Are new mutations more deadly and will vaccines work against them?

Are all new variants the same?

They all share a remarkably similar set of mutations in the virus’s flagship protein – the part that attaches to human cells – but are not identical. All have emerged in areas where there have been sharp recent rises in Covid cases.

Why did they appear at the same time?

Scientists are not sure. It is speculated that they are the product of usual evolutionary pressures. One theory is that patients who have Covid for an extended period of time allow the virus to mutate more efficiently. The United Kingdom, South Africa and Brazil have many such cases.

Can vaccines be avoided?

Moderna Inc. announced on January 25 that its Covid-19 vaccine was producing virus-neutralizing antibodies in laboratory tests against new coronavirus variants found in the United Kingdom and South Africa.

Pfizer and AstraZeneca think their vaccines will still work against the UK variant. The jury remains out of the other two. There is some laboratory work suggesting that the South African variant may end up avoiding existing antibodies (produced by vaccines or natural infections) sometimes.

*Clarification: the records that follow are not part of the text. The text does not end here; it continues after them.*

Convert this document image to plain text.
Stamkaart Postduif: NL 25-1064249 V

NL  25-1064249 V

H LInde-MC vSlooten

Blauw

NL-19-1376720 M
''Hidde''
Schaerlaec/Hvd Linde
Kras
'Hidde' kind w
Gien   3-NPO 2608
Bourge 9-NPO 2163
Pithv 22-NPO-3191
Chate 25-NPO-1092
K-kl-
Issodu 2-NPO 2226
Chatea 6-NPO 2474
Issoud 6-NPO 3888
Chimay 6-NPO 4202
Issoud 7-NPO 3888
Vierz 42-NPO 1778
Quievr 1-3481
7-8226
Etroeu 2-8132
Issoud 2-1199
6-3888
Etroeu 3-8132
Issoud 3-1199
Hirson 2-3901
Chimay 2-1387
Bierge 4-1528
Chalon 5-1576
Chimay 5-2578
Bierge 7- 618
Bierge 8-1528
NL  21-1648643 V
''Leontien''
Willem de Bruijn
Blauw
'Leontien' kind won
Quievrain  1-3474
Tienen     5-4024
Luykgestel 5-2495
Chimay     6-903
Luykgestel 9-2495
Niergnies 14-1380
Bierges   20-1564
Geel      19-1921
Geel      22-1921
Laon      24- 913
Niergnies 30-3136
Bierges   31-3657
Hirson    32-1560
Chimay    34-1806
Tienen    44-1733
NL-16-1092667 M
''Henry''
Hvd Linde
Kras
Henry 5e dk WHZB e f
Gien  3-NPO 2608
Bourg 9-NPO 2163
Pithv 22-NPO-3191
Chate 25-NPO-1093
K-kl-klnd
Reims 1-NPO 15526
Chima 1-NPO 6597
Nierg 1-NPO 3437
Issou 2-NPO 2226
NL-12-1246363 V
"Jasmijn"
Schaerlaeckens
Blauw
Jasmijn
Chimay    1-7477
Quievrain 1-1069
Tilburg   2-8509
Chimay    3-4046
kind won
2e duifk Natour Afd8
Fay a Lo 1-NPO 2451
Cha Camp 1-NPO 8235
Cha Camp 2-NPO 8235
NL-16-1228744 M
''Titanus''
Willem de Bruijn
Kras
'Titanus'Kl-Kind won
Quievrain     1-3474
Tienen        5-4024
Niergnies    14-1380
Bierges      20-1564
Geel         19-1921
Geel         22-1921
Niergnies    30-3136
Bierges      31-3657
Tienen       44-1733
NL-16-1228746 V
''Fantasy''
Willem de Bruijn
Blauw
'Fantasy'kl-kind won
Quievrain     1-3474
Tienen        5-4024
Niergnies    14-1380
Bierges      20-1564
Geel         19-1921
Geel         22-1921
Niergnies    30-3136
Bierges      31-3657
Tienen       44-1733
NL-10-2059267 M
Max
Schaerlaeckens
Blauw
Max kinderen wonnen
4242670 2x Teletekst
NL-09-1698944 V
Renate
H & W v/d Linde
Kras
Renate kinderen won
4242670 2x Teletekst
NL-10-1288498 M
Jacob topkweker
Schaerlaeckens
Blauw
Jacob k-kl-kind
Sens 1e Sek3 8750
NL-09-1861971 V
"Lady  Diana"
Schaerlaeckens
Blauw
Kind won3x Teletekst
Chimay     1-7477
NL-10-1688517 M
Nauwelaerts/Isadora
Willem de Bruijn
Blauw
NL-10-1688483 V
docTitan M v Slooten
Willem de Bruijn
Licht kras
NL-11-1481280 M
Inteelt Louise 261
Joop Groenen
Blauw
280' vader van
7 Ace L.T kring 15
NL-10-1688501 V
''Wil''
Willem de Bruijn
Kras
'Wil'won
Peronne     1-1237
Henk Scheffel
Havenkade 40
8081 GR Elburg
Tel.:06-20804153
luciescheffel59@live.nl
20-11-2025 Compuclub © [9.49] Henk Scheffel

However, experts say a vaccine is unlikely to suddenly stop working together. They are more likely to be less effective as the virus changes.

Is this pattern normal?

Yes, respiratory viruses tend to “drift” over time and vaccines need to be constantly modified to stay up to date. This happens every year with seasonal flu, for example.

How simple is the vaccine update process?

In theory it should be pretty straightforward. As long as the changes that need to be made to vaccines are modest (only four or five changes to the more than 1,000 amino acids of the ear protein), new vaccines can be produced quickly and without long regulatory approval. New RNA vaccines such as the one manufactured by Pfizer can also be changed more quickly than conventional vaccines.